When They’re Dangerous
Not all pseudoaneurysms require urgent treatment. Small ones, generally under 2 centimeters, that aren’t growing and aren’t causing symptoms have a reasonable chance of clotting off and resolving on their own within a few weeks. Your doctor may recommend monitoring with repeat ultrasounds to confirm it’s shrinking rather than expanding.
The risk of complications rises with size, rapid growth, and certain locations. A pseudoaneurysm becomes dangerous when it ruptures, causing uncontrolled bleeding into the surrounding tissue or body cavity. Large pseudoaneurysms can also compress nearby veins (potentially causing leg swelling or blood clots), compress nerves, or become infected. An infected pseudoaneurysm is a surgical emergency because the combination of weakened tissue and active infection makes rupture far more likely.

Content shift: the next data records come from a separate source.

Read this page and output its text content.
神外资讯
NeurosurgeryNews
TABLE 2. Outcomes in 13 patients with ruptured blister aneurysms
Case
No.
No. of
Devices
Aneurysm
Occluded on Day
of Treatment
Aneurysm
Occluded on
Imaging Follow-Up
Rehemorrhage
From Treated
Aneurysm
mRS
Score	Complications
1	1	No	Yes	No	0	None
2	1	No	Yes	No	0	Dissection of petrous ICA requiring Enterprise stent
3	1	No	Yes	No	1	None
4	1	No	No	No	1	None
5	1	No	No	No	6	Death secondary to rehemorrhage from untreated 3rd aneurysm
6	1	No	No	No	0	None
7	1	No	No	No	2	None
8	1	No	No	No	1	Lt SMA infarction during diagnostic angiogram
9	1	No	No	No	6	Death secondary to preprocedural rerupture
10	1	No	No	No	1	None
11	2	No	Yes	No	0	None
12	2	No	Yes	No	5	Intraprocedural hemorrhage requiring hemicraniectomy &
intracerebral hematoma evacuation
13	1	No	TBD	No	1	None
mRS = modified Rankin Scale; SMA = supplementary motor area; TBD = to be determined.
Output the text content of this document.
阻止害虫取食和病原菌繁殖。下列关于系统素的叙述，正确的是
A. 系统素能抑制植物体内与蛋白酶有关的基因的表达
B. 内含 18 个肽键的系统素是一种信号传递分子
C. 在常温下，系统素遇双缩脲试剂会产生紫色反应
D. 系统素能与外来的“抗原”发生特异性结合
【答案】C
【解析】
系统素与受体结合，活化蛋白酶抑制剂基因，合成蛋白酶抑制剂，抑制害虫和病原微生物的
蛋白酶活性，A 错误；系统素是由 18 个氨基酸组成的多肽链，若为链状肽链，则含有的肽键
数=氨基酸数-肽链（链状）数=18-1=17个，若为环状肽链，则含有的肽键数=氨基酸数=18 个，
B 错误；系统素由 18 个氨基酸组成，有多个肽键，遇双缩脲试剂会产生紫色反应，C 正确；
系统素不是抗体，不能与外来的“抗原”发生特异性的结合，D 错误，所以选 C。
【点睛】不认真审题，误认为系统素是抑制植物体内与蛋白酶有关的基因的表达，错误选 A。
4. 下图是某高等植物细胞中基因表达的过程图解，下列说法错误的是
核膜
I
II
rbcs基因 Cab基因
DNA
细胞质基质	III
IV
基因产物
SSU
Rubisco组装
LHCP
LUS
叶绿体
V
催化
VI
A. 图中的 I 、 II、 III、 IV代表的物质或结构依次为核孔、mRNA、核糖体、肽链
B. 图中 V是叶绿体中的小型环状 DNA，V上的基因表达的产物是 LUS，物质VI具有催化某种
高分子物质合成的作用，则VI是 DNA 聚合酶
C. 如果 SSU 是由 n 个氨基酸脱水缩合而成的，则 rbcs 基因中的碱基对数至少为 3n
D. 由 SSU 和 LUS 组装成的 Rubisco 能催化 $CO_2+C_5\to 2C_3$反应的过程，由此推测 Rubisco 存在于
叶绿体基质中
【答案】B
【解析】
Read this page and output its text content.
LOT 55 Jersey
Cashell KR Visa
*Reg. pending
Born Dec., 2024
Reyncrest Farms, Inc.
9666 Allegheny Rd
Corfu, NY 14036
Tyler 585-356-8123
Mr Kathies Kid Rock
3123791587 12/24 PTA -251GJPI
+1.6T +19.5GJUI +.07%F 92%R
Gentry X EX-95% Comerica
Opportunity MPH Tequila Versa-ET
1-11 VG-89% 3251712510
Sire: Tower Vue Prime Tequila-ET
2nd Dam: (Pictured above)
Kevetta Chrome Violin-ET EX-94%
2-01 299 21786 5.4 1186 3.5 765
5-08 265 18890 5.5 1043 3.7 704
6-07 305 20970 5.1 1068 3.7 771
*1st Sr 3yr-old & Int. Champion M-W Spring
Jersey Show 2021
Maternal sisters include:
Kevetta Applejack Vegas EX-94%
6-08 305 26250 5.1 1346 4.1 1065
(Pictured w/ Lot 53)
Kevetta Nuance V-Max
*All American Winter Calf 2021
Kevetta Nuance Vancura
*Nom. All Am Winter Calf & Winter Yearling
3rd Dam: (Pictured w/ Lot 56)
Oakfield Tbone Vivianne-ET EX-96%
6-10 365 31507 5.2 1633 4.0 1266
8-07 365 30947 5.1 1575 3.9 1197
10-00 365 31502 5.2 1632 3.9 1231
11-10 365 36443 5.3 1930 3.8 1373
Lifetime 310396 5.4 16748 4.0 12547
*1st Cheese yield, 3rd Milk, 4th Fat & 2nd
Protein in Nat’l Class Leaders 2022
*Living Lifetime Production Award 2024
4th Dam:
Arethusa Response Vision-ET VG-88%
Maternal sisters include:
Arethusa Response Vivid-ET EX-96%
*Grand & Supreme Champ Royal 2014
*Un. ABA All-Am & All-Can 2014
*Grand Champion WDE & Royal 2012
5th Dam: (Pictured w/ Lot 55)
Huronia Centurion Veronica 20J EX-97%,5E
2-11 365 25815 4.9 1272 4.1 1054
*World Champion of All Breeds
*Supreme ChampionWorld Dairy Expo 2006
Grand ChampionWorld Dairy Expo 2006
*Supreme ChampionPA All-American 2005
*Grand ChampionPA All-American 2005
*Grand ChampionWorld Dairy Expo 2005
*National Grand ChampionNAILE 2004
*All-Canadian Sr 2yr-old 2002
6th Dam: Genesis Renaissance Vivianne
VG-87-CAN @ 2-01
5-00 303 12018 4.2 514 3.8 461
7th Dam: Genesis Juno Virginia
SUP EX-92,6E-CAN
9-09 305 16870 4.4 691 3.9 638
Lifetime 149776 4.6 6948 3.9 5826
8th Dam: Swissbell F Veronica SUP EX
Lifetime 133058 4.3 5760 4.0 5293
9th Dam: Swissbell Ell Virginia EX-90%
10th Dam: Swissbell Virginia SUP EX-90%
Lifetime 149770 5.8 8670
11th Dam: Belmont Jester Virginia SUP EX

Pseudoaneurysms in the abdomen, particularly those involving the splenic artery or arising from pancreatitis, carry a higher rupture risk than those in the groin. These are generally treated more aggressively regardless of size.
Treatment Options
Treatment depends on the size, location, and cause of the pseudoaneurysm, along with whether it’s growing or causing symptoms.
Ultrasound-Guided Compression
For femoral pseudoaneurysms, one of the simplest approaches involves a doctor using an ultrasound probe to apply firm, sustained pressure directly over the neck of the pseudoaneurysm. The goal is to stop blood flow into the pocket long enough for it to clot. Sessions typically last 10 to 30 minutes and succeed about 60% to 90% of the time for smaller pseudoaneurysms. The success rate drops significantly if you’re taking blood thinners, since those medications interfere with the clotting process the technique relies on.
Thrombin Injection
This has become the most widely used treatment for femoral pseudoaneurysms. Using ultrasound guidance, a doctor inserts a fine needle into the pseudoaneurysm sac and injects a small amount of thrombin, a protein that triggers rapid clot formation. The blood inside the sac clots almost immediately, sealing off the pseudoaneurysm. Success rates exceed 95% in most studies, and the procedure takes only minutes. The main risk is that thrombin could leak back into the artery and cause a clot there, though this is uncommon, especially when the neck of the pseudoaneurysm is narrow.
Endovascular Repair
For pseudoaneurysms in locations that aren’t accessible by compression or injection, or for larger and more complex cases, a catheter-based approach can place a covered stent inside the artery. The stent bridges the hole in the artery wall, sealing it from the inside while keeping the artery open. This avoids open surgery and works well for pseudoaneurysms in the limbs, pelvis, or certain abdominal arteries.
Surgical Repair
Open surgery is reserved for cases where less invasive options have failed, the pseudoaneurysm is infected, it’s compressing critical structures, or it has ruptured. The surgeon directly repairs the hole in the artery, sometimes using a patch or bypass graft. Recovery is longer than with catheter-based treatments, but surgery remains the definitive fix for complicated cases.
Recovery and Follow-Up
After thrombin injection or compression repair, most people go home the same day or the next morning. You’ll typically have a follow-up ultrasound within one to two weeks to confirm the pseudoaneurysm has stayed closed. Activity restrictions usually involve avoiding heavy lifting and strenuous exercise for a couple of weeks to prevent the repair from breaking down.
After surgical repair, recovery depends on the location and extent of the operation. Groin repairs generally mean a few days in the hospital and several weeks of limited activity. Abdominal or chest repairs involve longer hospital stays and a more gradual return to normal function.
Recurrence after successful treatment is uncommon. The main factor that increases the chance of a pseudoaneurysm coming back is if you continue to need blood-thinning medications or additional vascular procedures through the same access site.